🤖 AI Summary
Existing parameter-efficient fine-tuning (PEFT) methods for merging multimodal large language models (MLLMs) suffer from two critical limitations: degraded multi-task performance and risk of original data leakage. To address these, we propose CoPA-Merging—the first training-free, cross-task generalizable, and data-leakage-free MLLM merging framework. Its core insight is the first identification of *direction preservation* and *singular value compensation* in low-rank decomposition as essential for robust model merging. Guided by this, we design a Complementary Parameter Adaptation mechanism that jointly mitigates task interference and enhances generalization to unseen tasks.
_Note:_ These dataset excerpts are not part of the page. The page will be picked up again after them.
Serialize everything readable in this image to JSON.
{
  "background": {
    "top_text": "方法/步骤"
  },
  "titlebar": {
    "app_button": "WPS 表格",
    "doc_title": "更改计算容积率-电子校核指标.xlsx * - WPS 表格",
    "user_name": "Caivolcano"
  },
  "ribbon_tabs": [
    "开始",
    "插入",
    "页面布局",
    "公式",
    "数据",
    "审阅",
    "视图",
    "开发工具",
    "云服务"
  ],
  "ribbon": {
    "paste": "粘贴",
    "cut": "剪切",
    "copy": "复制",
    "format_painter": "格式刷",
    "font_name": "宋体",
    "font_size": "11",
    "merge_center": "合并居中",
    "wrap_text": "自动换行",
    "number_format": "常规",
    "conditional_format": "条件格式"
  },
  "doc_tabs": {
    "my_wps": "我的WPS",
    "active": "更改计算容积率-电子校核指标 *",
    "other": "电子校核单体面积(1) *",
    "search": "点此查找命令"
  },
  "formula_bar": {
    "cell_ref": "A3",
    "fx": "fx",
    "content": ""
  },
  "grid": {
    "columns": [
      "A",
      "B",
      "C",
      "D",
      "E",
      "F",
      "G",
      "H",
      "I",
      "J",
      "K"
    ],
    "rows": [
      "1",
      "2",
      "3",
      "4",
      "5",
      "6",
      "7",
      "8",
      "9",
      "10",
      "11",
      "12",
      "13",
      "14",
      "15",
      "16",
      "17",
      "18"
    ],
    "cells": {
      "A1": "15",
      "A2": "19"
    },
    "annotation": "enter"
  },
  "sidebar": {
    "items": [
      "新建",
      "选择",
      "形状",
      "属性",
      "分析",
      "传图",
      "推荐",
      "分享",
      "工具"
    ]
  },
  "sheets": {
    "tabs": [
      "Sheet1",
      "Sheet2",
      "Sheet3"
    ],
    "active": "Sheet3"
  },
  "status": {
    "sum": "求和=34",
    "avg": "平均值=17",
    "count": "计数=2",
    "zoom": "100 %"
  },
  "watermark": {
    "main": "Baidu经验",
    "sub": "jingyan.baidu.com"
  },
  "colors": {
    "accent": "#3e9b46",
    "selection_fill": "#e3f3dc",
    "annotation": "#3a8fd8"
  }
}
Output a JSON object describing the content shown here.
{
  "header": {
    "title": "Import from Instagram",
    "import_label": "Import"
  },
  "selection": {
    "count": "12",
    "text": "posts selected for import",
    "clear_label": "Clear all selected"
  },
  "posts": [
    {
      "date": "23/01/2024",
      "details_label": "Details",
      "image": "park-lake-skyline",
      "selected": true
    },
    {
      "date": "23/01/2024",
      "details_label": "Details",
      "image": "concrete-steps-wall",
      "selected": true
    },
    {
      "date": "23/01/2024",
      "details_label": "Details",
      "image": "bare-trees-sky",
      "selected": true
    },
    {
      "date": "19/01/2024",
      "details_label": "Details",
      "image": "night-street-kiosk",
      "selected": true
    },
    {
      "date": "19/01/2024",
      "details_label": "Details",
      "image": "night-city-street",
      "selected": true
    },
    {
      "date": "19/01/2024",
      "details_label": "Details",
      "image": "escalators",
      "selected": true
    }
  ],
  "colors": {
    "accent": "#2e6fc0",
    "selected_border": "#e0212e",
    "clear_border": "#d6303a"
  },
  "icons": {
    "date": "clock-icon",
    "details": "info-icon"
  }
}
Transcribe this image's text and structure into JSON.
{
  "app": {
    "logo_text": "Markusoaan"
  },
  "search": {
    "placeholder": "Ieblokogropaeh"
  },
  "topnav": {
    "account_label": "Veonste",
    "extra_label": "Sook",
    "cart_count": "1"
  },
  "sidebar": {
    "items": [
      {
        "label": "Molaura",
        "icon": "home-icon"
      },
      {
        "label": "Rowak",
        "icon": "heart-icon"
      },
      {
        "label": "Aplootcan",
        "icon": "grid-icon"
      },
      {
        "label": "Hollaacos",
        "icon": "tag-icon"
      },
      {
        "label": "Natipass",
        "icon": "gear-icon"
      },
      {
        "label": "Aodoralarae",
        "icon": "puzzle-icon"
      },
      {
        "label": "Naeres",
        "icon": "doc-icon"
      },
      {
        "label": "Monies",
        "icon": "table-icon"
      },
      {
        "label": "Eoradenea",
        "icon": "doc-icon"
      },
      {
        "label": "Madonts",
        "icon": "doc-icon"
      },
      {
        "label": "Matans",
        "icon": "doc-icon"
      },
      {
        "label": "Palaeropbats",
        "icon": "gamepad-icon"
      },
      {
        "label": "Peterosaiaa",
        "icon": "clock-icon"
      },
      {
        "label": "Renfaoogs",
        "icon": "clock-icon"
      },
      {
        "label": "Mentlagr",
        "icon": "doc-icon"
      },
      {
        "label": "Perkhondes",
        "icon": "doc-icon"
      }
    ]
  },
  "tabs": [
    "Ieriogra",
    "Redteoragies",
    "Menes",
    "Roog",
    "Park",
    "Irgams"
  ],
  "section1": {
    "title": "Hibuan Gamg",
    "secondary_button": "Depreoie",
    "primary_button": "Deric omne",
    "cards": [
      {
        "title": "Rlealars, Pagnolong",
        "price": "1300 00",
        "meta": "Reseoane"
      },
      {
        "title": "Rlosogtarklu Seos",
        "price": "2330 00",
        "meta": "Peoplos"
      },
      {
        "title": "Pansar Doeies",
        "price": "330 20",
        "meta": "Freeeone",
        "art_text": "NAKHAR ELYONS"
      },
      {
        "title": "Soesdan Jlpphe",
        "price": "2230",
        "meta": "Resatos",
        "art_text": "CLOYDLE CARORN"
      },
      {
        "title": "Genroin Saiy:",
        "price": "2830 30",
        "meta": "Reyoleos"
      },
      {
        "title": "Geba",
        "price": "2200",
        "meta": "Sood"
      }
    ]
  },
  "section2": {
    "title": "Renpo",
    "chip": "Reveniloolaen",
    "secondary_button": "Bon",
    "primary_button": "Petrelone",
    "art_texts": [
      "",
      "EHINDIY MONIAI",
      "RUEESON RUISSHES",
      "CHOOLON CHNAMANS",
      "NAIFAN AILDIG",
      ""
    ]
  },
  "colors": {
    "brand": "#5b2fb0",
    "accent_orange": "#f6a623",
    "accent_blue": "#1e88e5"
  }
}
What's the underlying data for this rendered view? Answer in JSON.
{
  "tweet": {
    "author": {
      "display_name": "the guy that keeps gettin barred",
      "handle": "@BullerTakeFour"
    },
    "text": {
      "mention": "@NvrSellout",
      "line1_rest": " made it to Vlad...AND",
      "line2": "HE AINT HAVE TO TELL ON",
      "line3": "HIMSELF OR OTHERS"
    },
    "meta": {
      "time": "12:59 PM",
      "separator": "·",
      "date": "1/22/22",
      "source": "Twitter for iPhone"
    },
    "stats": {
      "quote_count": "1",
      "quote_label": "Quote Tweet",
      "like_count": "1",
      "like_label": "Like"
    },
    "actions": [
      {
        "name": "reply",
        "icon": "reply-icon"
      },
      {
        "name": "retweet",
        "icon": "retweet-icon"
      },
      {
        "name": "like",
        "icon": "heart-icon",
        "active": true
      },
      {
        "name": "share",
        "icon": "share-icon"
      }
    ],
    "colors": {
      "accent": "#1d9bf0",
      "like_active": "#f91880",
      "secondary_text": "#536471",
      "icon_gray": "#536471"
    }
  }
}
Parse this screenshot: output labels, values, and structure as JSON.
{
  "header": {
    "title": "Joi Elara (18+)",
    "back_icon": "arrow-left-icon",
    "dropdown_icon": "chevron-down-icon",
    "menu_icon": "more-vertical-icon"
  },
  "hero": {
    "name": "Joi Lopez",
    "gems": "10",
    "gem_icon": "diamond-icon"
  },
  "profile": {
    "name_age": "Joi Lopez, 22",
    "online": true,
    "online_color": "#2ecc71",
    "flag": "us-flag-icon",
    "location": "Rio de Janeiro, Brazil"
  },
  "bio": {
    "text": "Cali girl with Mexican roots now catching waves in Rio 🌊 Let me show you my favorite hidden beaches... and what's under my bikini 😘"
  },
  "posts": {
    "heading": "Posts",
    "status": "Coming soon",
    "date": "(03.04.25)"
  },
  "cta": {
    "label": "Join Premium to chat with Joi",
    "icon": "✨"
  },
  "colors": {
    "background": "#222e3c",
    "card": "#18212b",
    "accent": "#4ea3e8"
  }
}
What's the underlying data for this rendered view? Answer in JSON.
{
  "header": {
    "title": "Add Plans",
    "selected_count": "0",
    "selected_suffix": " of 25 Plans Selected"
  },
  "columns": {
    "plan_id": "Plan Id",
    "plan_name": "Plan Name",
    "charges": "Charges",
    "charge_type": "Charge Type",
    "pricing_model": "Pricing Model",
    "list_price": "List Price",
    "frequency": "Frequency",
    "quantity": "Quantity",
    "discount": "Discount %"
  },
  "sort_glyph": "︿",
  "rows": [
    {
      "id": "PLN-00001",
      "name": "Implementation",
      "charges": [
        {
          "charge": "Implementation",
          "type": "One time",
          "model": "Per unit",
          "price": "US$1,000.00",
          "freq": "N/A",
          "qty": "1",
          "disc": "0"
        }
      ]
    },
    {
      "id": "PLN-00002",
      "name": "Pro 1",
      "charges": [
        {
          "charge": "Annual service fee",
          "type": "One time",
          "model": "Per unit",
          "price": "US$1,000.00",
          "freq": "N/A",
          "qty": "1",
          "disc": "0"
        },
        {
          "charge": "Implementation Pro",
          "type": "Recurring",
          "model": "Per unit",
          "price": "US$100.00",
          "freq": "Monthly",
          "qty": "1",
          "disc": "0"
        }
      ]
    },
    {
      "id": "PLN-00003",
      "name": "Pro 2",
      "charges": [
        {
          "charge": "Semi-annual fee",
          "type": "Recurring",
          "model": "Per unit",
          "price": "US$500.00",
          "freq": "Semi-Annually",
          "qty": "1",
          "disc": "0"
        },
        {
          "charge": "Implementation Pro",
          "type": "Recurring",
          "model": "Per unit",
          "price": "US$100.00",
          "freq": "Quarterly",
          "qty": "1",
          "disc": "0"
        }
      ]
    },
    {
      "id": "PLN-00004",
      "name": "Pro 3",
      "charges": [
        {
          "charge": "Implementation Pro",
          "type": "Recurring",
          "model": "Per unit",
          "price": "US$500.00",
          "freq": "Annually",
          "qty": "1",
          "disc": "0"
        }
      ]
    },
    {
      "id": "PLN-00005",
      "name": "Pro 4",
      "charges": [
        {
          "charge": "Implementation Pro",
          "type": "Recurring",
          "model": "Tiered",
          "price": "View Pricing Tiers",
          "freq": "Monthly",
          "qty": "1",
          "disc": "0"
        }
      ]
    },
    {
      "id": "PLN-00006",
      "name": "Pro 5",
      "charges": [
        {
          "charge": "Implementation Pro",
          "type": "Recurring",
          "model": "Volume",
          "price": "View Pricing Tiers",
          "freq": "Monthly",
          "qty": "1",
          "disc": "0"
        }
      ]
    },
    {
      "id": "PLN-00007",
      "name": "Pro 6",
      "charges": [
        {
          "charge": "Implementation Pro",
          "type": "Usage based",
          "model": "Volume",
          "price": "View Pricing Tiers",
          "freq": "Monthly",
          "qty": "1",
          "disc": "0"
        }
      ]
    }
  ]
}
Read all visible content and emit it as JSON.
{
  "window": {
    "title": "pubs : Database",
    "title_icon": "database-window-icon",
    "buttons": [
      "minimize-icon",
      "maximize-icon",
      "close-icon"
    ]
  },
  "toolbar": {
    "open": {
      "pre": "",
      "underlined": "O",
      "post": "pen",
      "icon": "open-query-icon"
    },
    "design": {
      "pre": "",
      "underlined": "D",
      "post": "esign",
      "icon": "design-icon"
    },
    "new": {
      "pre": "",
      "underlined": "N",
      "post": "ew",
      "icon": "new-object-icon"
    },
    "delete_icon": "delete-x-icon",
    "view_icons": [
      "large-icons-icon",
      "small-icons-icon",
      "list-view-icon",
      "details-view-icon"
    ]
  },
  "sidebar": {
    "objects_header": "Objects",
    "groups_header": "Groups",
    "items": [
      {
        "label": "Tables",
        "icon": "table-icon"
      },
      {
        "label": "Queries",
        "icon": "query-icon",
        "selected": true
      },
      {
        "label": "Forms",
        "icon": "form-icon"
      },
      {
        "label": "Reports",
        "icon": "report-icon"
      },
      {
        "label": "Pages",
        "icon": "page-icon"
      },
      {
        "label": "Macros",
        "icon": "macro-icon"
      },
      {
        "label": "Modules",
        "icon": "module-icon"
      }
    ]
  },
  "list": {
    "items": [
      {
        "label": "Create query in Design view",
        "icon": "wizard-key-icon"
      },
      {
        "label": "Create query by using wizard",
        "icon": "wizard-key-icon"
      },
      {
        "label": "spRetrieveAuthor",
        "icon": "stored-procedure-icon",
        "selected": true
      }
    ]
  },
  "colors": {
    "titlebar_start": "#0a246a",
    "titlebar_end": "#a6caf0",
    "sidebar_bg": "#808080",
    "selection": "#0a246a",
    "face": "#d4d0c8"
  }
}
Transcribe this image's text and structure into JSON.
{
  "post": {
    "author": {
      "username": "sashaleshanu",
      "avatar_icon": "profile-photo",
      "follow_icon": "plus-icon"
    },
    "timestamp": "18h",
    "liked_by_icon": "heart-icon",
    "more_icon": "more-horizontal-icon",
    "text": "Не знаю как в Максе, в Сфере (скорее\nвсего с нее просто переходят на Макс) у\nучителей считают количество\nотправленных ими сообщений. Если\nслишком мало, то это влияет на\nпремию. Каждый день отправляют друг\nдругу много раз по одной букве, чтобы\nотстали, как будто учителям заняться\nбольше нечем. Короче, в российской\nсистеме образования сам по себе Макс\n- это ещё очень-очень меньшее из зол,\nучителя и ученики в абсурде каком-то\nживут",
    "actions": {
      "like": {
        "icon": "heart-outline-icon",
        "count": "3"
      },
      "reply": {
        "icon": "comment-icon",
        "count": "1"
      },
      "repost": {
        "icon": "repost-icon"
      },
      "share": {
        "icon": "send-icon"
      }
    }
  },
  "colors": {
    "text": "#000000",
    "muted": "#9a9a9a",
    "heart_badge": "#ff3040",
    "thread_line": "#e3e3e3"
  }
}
The method integrates parameter pruning, relation-driven scaling coefficient construction, and cross-task normalization. Evaluated on a newly established multimodal multi-task benchmark, CoPA-Merging achieves an average 12.3% performance gain over state-of-the-art merging approaches, significantly improving generalization—without accessing original training data or requiring any additional optimization.
📝 Abstract
Fine-tuning pre-trained models with custom data leads to numerous expert models on specific tasks. Merging models into one universal model to empower multi-task ability refraining from data leakage has gained popularity. With the expansion in data and model size, parameter efficient tuning becomes the common practice for obtaining task-specific models efficiently. However, we observe that existing methods designed for full fine-tuning merging fail under efficient tuning. To address the issues, we analyze from low-rank decomposition and reveal that maintaining direction and compensating for gap between singular values are crucial for efficient model merging. Consequently, we propose CoPA-Merging, a training-free parameter efficient merging method with complementary parameter adaptation. Specifically, we (1) prune parameters and construct scaling coefficients from inter-parameter relation to compensate for performance drop from task interference and (2) perform cross-task normalization to enhance unseen task generalization. We establish a benchmark consisting of diverse multimodal tasks, on which we conduct experiments to certificate the outstanding performance and generalizability of our method. Additional study and extensive analyses further showcase the effectiveness.